スピンへの影響。
手首を積極的に使うと書いたが、それで球にスピンがかからないのか? もちろんそのために指を立ててはいるのだが・・・・・
投げてみた感じでは、
手首を積極的に使うと書いたが、それで球にスピンがかからないのか? もちろんそのために指を立ててはいるのだが・・・・・
投げてみた感じでは、
むしろ積極的に使ったほうがスピンがかからない
ような気さえする。
前回、宮西論文からデータを引用した。同じ著者の『体育の科学』2003の記事、「投球動作の評価 ~より速いボールを投げる野球の投球動作~」のなかに、リリース付近についての記述がある。
リリース直前のボールの速度が約27%も増加するので、投球腕(主に前腕・手指部)の筋群が極めて速い短縮性収縮の状態になるからである。つまり筋がこの状態になると、逆比例関係を持つ力―速度曲線からすれば、もはや投球腕の筋群が大きな力(関節トルク)を生み出すことが困難になるのである。
しかしこのことで加速の困難さを説明するのには無理がある。(本人の!)データによれば、この時期のトルクは背屈であり、「大きな力を生み」そうとさえしていないからだ。

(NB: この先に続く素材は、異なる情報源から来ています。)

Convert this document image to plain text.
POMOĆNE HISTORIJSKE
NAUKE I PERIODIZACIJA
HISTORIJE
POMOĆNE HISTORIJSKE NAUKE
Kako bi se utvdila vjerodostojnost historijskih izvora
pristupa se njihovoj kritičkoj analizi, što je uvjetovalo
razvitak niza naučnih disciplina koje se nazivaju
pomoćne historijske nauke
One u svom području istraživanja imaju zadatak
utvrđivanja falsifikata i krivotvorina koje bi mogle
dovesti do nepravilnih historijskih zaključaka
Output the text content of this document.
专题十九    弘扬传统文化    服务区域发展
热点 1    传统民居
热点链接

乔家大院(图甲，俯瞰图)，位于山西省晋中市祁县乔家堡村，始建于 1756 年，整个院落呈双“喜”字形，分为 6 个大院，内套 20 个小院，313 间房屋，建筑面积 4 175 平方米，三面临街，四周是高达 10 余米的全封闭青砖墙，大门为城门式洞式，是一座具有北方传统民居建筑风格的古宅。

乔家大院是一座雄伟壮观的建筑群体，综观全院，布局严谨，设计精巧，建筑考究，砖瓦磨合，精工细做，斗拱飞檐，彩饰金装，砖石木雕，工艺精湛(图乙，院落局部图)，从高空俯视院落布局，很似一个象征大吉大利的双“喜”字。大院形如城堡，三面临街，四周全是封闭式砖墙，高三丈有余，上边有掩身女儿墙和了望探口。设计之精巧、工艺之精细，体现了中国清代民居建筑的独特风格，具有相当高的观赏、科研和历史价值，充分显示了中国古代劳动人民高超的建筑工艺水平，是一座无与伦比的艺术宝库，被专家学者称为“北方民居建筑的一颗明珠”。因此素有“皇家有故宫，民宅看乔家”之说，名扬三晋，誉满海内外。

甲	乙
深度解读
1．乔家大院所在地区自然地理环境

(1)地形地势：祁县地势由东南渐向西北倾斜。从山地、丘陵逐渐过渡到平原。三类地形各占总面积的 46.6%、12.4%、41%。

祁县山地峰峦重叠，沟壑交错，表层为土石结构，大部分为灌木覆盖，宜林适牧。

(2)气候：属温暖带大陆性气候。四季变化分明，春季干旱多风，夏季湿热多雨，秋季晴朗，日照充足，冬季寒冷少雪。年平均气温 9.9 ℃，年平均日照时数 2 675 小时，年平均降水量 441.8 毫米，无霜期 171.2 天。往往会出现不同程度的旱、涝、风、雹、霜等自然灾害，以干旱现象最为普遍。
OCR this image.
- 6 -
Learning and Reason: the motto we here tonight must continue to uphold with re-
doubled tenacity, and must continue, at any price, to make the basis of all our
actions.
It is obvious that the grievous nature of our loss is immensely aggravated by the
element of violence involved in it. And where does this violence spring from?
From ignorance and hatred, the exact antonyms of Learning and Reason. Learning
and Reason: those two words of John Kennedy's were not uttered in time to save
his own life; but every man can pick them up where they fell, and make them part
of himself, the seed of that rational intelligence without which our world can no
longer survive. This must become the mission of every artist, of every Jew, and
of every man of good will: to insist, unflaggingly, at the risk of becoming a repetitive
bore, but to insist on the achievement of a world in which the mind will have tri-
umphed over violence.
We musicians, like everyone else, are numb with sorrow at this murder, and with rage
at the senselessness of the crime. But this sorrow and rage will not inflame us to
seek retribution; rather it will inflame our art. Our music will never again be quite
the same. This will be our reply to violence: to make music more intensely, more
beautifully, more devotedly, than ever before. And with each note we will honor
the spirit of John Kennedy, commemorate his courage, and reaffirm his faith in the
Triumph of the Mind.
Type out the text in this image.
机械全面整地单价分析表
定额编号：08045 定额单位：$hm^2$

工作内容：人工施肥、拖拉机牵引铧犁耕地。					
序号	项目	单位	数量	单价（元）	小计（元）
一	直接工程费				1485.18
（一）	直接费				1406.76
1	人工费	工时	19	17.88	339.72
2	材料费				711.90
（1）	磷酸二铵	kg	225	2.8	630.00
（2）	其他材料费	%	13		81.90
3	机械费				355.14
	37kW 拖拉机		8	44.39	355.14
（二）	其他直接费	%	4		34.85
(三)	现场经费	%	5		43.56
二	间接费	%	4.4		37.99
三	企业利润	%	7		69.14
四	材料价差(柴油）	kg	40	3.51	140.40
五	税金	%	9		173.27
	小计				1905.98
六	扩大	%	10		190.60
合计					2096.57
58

背屈トルクの発生は急激な掌屈に対する反射だろう。普通の投法における手首の掌屈・回内は関節力によるところが大きいかもしれない(ムチ動作をスナップ動作とも言う)。ナックルのばあいは、下半身をあまり使わないから、関節力は弱いだろう。しかし、その分を筋収縮で補えば、同じように反射で背屈トルクを働かせることができるはずだ。そうすれば、スピンがかかる前に指のスピードにブレーキをかけることができる。それが、「むしろ積極的に手首を使ったほうがいい」ということの説明になっているのではないか?
いずれにせよ、「ナックルを投げる時は手首を使わない」が定説になっている。それに真っ向から異を唱える形になった。ここに書いてきたことの当否はその辺にかかっている。
腕の振りについて、要点をもう一度書くと、
肩の水平内転、肘の伸展、手首の掌屈・回内を順次行う。
筋収縮に対する依存度が普通の投法より高い。